— Ты кто? — спросил я.
— Из выздоравливающих. Помогаю вот сестричкам, — улыбнулся щербатым, вроде как беззубым ртом и отошел к другим.
Я не слышал, кто и когда заботливо разложил мои вещи на тумбочке: трофейный складной прибор вилка — ложка — нож, химический тонкий карандашик, общая тетрадь — мой дневник, начатый еще в школе. Опущенный в белую эмалированную кружку, чтоб было громче, щебетал наушник…
В обед Стриженый паренек появился опять: на деревянном подносе разносил пайки хлеба и компот из урюка. Подсел.
— Перевязку сделали? — спросил. — Ну, как?
— Живой.
— Это главное, — расплющил он щербатый рот, зубы у него искрошены, от этого улыбка — детская, жалобная.
— Тебя как зовут? — спросил я.
— Шурка.
— А зубы кто выбил?
— Связист я. В спешке не всегда плоскогубцы или там нож под рукой. А еще если немецкий кабель попадется, — попробуй, сгрызи оплетку — камень! Да еще срастить надо, сжать понадежней. Чем, как не зубами? А сталь пружинистая.
— Дали, значит, тебе фрицы по зубам?
— Однако и у них звон в ушах пошел. Слушал небось, как под Сталинградом, — кивнул он на наушник в кружке. — Ладно, пойду я. Ты, ежели чего надо будет, скажи. Заскучаешь, в домино захочешь или в шашки-поддавки, тоже сгонять можем…
— Ты кто по званию, Шурка?
— Рядовой, кто же еще?!
— Я ведь младший лейтенант, что ж ты меня на «ты» все время? — схитрил я.
— Дак тут мы все голые.

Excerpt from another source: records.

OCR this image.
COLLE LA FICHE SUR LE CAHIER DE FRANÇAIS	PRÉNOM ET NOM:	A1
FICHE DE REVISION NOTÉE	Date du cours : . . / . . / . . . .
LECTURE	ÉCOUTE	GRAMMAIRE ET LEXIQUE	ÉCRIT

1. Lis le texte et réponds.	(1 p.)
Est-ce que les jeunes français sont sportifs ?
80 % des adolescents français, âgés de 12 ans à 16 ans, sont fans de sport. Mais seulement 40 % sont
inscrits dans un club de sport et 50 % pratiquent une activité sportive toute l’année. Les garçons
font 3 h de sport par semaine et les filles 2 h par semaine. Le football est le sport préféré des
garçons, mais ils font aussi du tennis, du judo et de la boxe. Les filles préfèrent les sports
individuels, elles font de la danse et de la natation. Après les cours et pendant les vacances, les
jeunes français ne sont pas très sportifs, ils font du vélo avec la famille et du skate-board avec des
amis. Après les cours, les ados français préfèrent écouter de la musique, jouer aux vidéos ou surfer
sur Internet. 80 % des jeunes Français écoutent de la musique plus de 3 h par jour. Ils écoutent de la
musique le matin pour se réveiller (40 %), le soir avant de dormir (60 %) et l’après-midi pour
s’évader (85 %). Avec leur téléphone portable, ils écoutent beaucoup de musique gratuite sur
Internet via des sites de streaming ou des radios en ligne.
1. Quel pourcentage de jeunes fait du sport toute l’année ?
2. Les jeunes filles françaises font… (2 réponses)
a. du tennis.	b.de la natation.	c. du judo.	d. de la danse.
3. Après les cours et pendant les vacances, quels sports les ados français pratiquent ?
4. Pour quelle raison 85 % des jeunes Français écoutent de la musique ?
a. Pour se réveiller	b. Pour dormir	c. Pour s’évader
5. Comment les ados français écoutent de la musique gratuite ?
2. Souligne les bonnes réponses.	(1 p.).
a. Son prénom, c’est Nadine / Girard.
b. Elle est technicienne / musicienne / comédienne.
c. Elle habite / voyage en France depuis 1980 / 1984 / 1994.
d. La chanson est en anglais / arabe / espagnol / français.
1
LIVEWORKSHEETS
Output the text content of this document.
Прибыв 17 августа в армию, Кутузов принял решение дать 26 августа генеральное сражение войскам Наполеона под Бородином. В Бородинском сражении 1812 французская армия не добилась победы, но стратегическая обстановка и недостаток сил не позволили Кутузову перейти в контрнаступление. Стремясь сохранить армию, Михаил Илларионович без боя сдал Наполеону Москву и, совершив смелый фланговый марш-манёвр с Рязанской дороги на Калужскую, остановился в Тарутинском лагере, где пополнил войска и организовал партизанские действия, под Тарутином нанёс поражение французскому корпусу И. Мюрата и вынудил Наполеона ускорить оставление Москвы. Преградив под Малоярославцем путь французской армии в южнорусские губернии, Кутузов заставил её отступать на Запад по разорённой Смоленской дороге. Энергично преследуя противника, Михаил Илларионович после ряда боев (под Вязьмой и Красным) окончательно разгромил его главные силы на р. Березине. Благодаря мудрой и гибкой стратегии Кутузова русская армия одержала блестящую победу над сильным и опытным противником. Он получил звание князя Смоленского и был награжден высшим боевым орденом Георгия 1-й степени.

А там — другое дело, — серьезно ответил он. — Обиделся, что ли?
— Нет, так просто…
Когда он уходил, я заметил на выбритом затылке — от уха до шеи — широкий багровый шрам…
«2 декабря, среда.
Телефонист Густав Цоллер в углу грызет галеты.
Очень холодно, и постоянно хочется есть. Эти два ощущения заволакивают мозг. Только и что готовимся к прорыву отсюда.
Мы живем в подвале разрушенного дома. За ним — огромный овраг, заметенный снегом. Еще с осени на его краю стоял разбитый штабной „Хорьх“
с эсэсовскими рунами на дверцах. Вчера в нем нашли мертвого унтера Майера. Чего он залез в машину? То ли замерз в ней, то ли застрелился. Труп его не могли разогнуть. Майер служил в Потсдамской дивизии и всегда гордился, что ее тактический знак — старый прусский гренадерский шлем. Что с того? Майера похоронили в давней воронке. Солдаты не очень старались углублять ее, их распухшие пальцы с трудом удерживали лопаты. Была сильная метель. Ветер задрал борт шинели на мертвом, и я увидел в петлице черно- бело-красную ленту Железного креста. Но тут же с солдатской лопаты на этот знак доблести полетел снег, перемешанный с серыми комьями мерзлой земли. И Майера не стало. Исчез…И все-таки надо жить. Надо верить. Нас здесь сотни тысяч. Мы нужны Германии. И есть люди, которые помнят о нас и делают все, чтобы и мы помнили, кто мы и зачем мы здесь. „Можно забыть, недосчитаться одного человека (все-таки война!), но не всех“,
— так говорил покойный Майер. Мне досталось его одеяло. Вечером Альберт принес его мне — темно-серое, с двумя красными полосами по краям; нижняя, где выткана надпись „ноги“, была полуобгорелая, зато на верхней гордо проглядывали слова „немецкий вермахт“.Принес Альберт и бутылку ротшпона.
— Давай кружки,
— сказал он.— Ты же держал ее к рождеству.